Reading only schedule() is not enough. scheduler.update_from_output(...) updates Scheduler state after ModelRunner executes. It handles sampled token ids, accepted or rejected speculative draft tokens, stop conditions, logprobs, pooling outputs, KV connector results, stopped request cleanup, and scheduler stats.

One detail matters: _update_after_schedule(...) advances each request’s num_computed_tokens immediately after scheduling, so the next scheduler step can continue chunked prefills without waiting. If speculative tokens are later rejected, update_from_output(...) corrects the computed-token count.

Scheduler is therefore an optimistic state machine. It advances state based on the schedule to keep the engine pipeline moving, then corrects state when real GPU outputs, rejections, stops, errors, or KV transfer results arrive.

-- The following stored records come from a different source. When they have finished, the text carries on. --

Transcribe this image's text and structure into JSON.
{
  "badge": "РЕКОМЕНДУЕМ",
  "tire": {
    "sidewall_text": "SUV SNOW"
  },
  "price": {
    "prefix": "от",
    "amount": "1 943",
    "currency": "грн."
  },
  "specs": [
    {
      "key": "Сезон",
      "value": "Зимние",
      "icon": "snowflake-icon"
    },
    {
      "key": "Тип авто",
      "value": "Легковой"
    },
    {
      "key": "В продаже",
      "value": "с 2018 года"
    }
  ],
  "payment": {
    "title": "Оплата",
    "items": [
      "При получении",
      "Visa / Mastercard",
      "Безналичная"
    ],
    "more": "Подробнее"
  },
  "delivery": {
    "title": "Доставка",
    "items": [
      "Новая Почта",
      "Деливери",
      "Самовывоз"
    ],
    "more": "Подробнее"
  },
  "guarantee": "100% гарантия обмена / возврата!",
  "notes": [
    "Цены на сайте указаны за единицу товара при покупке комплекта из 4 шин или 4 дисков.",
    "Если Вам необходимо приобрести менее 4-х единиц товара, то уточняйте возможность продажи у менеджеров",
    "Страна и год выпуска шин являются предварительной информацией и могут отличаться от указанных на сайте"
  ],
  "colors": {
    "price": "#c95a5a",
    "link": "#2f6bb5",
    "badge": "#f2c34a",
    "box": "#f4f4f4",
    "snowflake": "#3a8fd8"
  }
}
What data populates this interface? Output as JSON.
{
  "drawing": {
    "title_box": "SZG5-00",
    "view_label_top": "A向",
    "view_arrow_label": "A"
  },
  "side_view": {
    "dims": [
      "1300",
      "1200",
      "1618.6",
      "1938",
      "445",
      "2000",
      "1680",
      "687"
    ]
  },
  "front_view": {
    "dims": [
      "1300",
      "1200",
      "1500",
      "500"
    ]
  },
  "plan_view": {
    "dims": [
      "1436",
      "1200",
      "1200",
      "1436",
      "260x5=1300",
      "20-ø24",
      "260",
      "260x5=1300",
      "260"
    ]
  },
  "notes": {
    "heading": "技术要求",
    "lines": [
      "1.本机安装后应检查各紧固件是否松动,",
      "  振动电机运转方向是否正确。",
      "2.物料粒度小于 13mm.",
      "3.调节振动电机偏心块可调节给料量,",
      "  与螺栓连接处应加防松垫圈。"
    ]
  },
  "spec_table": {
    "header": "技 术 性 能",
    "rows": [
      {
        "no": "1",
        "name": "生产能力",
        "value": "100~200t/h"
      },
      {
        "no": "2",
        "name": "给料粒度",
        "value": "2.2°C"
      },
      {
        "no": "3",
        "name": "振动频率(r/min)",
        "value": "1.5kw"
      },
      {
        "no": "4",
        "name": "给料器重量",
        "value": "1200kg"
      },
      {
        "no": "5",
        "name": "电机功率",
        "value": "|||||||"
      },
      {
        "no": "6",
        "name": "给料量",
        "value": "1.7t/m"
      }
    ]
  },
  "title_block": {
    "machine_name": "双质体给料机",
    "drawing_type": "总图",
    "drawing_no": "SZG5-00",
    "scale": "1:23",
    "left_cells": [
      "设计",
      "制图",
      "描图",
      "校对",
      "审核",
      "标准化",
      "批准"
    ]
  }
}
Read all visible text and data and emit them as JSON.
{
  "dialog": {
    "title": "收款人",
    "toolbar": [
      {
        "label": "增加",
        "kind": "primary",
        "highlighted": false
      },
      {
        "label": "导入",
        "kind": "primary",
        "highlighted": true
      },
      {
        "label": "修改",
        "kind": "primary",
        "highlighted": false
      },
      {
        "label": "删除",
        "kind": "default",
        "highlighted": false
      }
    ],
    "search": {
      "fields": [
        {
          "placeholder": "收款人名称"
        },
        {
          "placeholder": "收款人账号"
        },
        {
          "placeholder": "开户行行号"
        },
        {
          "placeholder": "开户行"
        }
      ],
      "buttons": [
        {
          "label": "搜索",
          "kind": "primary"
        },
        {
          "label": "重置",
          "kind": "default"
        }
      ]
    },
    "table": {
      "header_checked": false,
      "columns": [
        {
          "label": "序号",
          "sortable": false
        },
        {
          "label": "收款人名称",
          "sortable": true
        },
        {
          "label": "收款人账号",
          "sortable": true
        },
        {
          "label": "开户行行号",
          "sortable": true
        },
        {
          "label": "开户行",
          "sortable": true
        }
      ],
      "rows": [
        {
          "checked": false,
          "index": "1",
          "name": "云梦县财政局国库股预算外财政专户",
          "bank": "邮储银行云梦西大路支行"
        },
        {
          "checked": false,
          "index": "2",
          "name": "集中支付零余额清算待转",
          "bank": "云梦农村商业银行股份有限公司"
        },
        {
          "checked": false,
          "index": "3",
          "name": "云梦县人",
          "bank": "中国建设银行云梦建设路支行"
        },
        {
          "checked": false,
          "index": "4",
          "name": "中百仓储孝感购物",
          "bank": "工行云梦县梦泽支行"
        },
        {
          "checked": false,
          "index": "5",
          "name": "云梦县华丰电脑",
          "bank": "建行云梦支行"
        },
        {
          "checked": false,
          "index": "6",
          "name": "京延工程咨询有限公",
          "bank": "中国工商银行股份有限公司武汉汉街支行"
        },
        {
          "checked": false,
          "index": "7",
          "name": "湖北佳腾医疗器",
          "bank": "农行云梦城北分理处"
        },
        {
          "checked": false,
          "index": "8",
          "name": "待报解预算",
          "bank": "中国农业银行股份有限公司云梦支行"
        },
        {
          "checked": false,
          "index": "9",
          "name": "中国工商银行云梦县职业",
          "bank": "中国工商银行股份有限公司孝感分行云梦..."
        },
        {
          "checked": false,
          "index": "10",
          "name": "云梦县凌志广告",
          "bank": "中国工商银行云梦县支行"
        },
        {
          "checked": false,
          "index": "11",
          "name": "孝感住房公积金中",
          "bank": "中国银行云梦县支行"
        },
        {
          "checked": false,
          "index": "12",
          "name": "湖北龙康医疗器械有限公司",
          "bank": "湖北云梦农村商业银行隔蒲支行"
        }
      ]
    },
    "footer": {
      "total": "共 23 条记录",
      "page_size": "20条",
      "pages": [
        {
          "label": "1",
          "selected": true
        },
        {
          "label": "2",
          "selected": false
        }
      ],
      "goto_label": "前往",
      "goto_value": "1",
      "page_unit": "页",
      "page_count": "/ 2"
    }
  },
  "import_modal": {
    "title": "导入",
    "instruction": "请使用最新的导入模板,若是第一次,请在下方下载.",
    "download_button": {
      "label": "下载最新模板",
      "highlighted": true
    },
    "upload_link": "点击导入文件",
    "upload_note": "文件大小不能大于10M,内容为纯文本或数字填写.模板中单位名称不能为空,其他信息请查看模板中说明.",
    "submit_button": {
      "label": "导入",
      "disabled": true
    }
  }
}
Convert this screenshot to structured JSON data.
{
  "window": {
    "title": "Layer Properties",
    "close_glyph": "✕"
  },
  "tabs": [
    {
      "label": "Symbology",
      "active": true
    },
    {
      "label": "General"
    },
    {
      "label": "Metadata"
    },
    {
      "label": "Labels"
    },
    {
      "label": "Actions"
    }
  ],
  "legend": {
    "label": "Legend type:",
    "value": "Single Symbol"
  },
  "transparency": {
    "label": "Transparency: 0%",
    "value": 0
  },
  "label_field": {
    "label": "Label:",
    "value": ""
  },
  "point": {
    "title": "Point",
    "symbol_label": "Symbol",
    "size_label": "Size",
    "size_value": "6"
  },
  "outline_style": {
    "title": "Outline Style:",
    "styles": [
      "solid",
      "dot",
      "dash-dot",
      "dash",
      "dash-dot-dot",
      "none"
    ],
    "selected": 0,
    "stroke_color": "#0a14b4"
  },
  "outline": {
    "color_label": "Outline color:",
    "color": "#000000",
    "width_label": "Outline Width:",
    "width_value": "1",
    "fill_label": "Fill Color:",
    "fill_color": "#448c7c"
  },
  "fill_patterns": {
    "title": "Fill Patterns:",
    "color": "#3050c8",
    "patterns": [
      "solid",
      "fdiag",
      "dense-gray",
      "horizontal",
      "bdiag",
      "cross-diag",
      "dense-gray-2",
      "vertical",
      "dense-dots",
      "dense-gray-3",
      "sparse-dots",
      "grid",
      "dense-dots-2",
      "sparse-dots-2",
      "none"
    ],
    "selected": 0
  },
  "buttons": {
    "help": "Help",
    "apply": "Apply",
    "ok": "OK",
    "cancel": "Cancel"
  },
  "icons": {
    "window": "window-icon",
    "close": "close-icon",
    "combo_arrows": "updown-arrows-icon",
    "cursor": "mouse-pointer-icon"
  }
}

Boundary And Reading Guide

The Scheduler/ModelRunner boundary is:

modulequestion answeredtypical data
Schedulerwho runs this step, how many tokens, and whether KV cache can fitSchedulerOutput, num_scheduled_tokens, block ids
ModelRunnerhow this step runs on GPUInputBatch, input_ids, positions, slot_mapping, attention metadata

When reading Scheduler, hold onto these invariants:

  • one engine step maps to one scheduling decision;
  • running requests are considered before waiting requests;
  • scheduled tokens must not exceed max_num_scheduled_tokens;
  • KV slot allocation is part of scheduling;
  • prefix-cache hits reduce this step’s forward work;
  • GPU execution reads SchedulerOutput, not waiting/running queues.

If you remember one sentence, make it this: Scheduler compresses dynamic request queues and KV cache constraints into an executable SchedulerOutput for the current step. ModelRunner then turns that output into a real GPU forward.

A practical reading order:

  1. vllm/v1/engine/core.py: see how EngineCore.step() connects schedule, execute, and update.
  2. vllm/v1/core/sched/interface.py: read the schedule() interface comment first.
  3. vllm/v1/core/sched/scheduler.py: focus on schedule(), _preempt_request(), _make_cached_request_data(), and update_from_output().
  4. vllm/v1/core/sched/output.py: map SchedulerOutput fields to how ModelRunner consumes them.
  5. vllm/v1/core/kv_cache_manager.py: follow allocate_slots(...) to see why scheduling cannot be separated from KV block management.